Emmanuel Darley, un humaniste

Emmanuel Darley, un humaniste

Il y a 10 ans, le 26 janvier 2016, Emmanuel Darley nous quittait. Auteur et dramaturge, il a écrit nombre de romans et de pièces de théâtre qui résonnent toujours autant aujourd’hui. Pour mettre à l’honneur cet auteur profondément humaniste, qui avait à cœur de redonner voix aux marginaux, aux oubliés de la société, Thierry de Pina a imaginé un triptyque théâtral de ses plus grands succès.

Né en 1963 à Paris, Emmanuel Darley a d’abord étudié le cinéma avant de devenir libraire, pour ensuite se consacrer à l’écriture de romans et de pièces de théâtre. En 1993, il publie son premier roman, Des petits garçons, aux éditions POL, puis Un gâchis, aux éditions Verdier, en 1997. Suite à la rencontre d’acteurs du monde théâtral, il s’essaie avec grand succès à la dramaturgie. Profondément empathiques, ses textes, aussi bien romanesques que théâtraux, n’ont eu de cesse d’être salués par la critique ; sa plume, sensible et vraie, met en avant les sentiments humains, avec cette volonté de toujours partir à la rencontre des autres.

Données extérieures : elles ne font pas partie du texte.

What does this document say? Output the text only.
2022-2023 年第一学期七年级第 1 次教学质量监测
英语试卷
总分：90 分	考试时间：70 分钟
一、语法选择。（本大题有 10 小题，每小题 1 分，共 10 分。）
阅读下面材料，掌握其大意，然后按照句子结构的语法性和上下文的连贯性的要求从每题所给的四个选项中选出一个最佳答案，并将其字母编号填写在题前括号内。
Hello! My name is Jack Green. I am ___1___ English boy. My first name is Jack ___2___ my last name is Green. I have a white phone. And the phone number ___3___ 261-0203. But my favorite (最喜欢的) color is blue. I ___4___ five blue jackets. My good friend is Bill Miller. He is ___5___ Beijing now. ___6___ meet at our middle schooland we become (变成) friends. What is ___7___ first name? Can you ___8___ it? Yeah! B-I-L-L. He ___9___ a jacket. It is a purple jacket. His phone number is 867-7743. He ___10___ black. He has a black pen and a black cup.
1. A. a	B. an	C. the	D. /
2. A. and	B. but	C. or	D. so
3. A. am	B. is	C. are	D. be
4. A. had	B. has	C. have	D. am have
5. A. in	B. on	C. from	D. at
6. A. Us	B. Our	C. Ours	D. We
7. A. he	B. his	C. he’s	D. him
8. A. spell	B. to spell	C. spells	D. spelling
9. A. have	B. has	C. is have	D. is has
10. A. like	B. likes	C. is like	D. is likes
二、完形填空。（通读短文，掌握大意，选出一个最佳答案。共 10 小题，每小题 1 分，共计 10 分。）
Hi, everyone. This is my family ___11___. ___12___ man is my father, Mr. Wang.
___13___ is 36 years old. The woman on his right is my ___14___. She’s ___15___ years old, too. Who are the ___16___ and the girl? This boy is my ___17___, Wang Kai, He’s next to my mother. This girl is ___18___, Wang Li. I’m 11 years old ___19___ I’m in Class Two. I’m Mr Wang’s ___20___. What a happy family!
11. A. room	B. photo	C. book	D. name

Afin de rendre hommage à cette figure incontournable du théâtre, et pour faire résonner ses messages de tolérance, dont notre monde a bien besoin, le comédien Thierry de Pina fait tourner depuis plusieurs années un triptyque théâtral composé de Qui va là, Le mardi à Monoprix, et Pays Bonheur – ce dernier adapté de son roman Le Bonheur, paru en 2007. Trois monologues, tous interprétés par le comédien de la Cie Ah le Zèbre ! abordant les différences, la solitude, mais aussi l’amour et l’humanité.

Redonner voix aux oubliés

À l’origine publiée en 2002, Qui va là ? met en scène Alexandre Cabari, un homme sans domicile fixe qui se retrouve démuni après la mort de sa mère, le seul être cher qui lui restait. Désormais sans repères dans un monde qui ne lui viendra pas en aide, il improvise, alors qu’il s’est glissé dans un théâtre vide, une reconstitution de son ancienne vie. Un fauteuil devient sa mère et les quelques accessoires présents – un seau, un carton, un escabeau – suffisent à son imagination pour recréer son ancien lieu de vie. L’occasion pour lui de faire le point, de manière cathartique, en évoquant son deuil mais aussi sa relation avec les autres, sa solitude, son errance, à l’heure où notre société a tendance à fuir la différence et les parcours de vie marginaux plutôt que de les embrasser. Un seul-en-scène programmé en avril au Théâtre de la Libé à Nice.

Publiée en 2009, Le mardi à Monoprix a quant à lui fait l’objet d’une traduction en anglais en 2011 sous le titre Tuesdays at Tesco’s. On y croise Marie-Pierre qui, chaque mardi, emmène son père veuf faire ses courses au Monoprix. Une scène à première vue classique et touchante mais qui n’en cache pas moins de nombreux démons pour la jeune femme. Des démons qui s’expriment sous la forme de chuchotements sur son passage, de regards intrigués ou mauvais, voire de piques d’humour plus que douteuses. Car, avant, Marie-Pierre s’appelait Jean-Pierre. Un texte plein d’une douceur, parfois amère, qui se déploie à travers une subtile divagation entre comique et tragique pour faire passer un message d’acceptation et de tolérance. Le spectacle, plébiscité par la critique et élu meilleur seul-en-scène au Off d’Avignon en 2023, est à (re)découvrir en avril au Théâtre de la Semeuse à Nice, et en juin au Poustou à Tourtour.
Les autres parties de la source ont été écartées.